Жизнь. Книга 2. Перед бурей (Федорова) - страница 32

Тут барышня гордо ему возражает: отвечаю за её репутацию, как за собственную! Никакой разницы. Если насчёт чего, то ни-ни!

– Вот это интересно! – барин говорит. – Не тали это девица, что я дал на чай три рубля?

– Та самая.

– Так скажу вам вполне откровенно, что Глаша и мне самому очень нравится. И жалко – такой девице да и выпала такая горькая доля.

– Да и я боюсь, – вздыхала барышня, – что надорвётся бедное Глашино сердце и уйдёт она из этого мира. Чувствую, ей остаётся недолго…

– Успокойтесь, Людмила, – барин Мальцев её перебивает, – и не грустите! Делу этому можно помочь. Сомневаюсь, не из благородных ли, случайно, ваша Глаша, и потому ей чаще надо бывать в обществе…

Неизвестно, куда бы занесло Глашу вдохновение, если б не раздался звонок: господа вернулись с бала. Денщик генерала и горничная барыни кинулись в господские комнаты. Глаша же была отпущена до утра. Компания разбилась. Решили танцевать польку, и Глаша наконец могла щегольнуть серебряными туфлями.

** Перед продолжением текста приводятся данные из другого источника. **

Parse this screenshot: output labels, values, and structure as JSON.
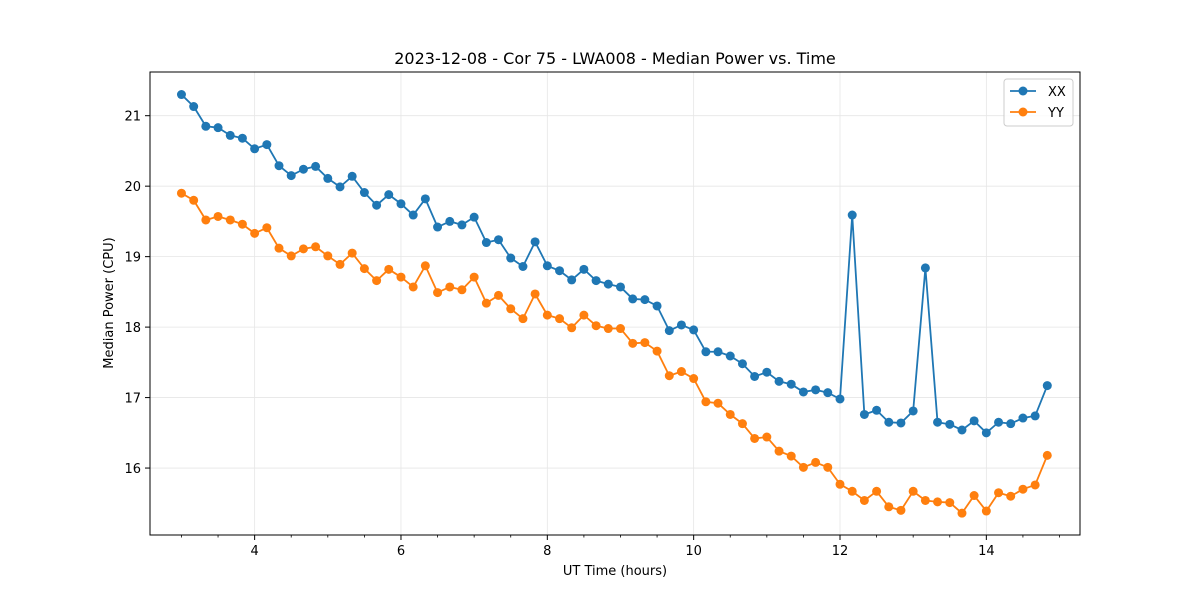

В кухню вошёл Егор. Он сел в сторонке, так как не ел с другими, и Мавра Кондратьевна, относившаяся к нему с уважением, сама поднесла ему кипяточку (ни чаю, ни кофе, ни вина он не пил). Егор бормотал что-то и, видимо, был очень взволнован.

– Скажи мне, Кондратьевна, по совести: кто тут в городе у вас дороже – конь или человек?

– Каков будет конь и каков человек, смотря по тому, – вмешался в разговор один из лакеев.

– Человек – солдат, а коней пара – серые в яблоках, полковника Линдера.

Лакей свистнул.

– Такие то единственные кони! Они дороже роты солдат!

Глава VII

Казалось, цепь потрясений и катастроф, начавшаяся для мира в июле 1914 года, в этом городе открылась волнениями и событиями раньше – именно в самую новогоднюю ночь, 31 декабря. Странные, неожиданные и запутанные происшествия быстро последовали одно за другим. Казалось, они были и разрозненны, и в то же время связаны чем-то, но связь эта не была ясна. О ней можно было лишь смутно догадываться, и каждый догадывался по-своему. Бесконечные споры о событиях не оставляли никого равнодушными, вовлекая в сообщничество одних, других отбрасывая во враждебные группы.

Первого января, как водится, газеты не вышли, но город уже волновался слухами: здесь, там и ещё где-то «что-то случилось». Второго января появились газеты, и действительно новостей было множество. Но городское дамское общество, без различия возрастов, классов и положений, было взволновано одним – открытым письмом телеграфиста Голоскевича к Саше Линдер. Автор письма в ту же ночь покончил самоубийством, застрелившись под окном её квартиры. Письмо, адресованное в газету, он оставил у себя на столе, подле керосиновой лампы. Лампа коптила. Оно лежало там, всё темнея, всё темнея, всё чернея под слоем сажи. К письму добавлена была записка: автор просил напечатать его письмо в газете, полагая в этом единственную надежду, что Саша Линдер прочитает письмо (в городе знали, что, утомлённая большим количеством получаемых писем, Саша отбрасывает, не читая, те, что написаны незнакомой рукой).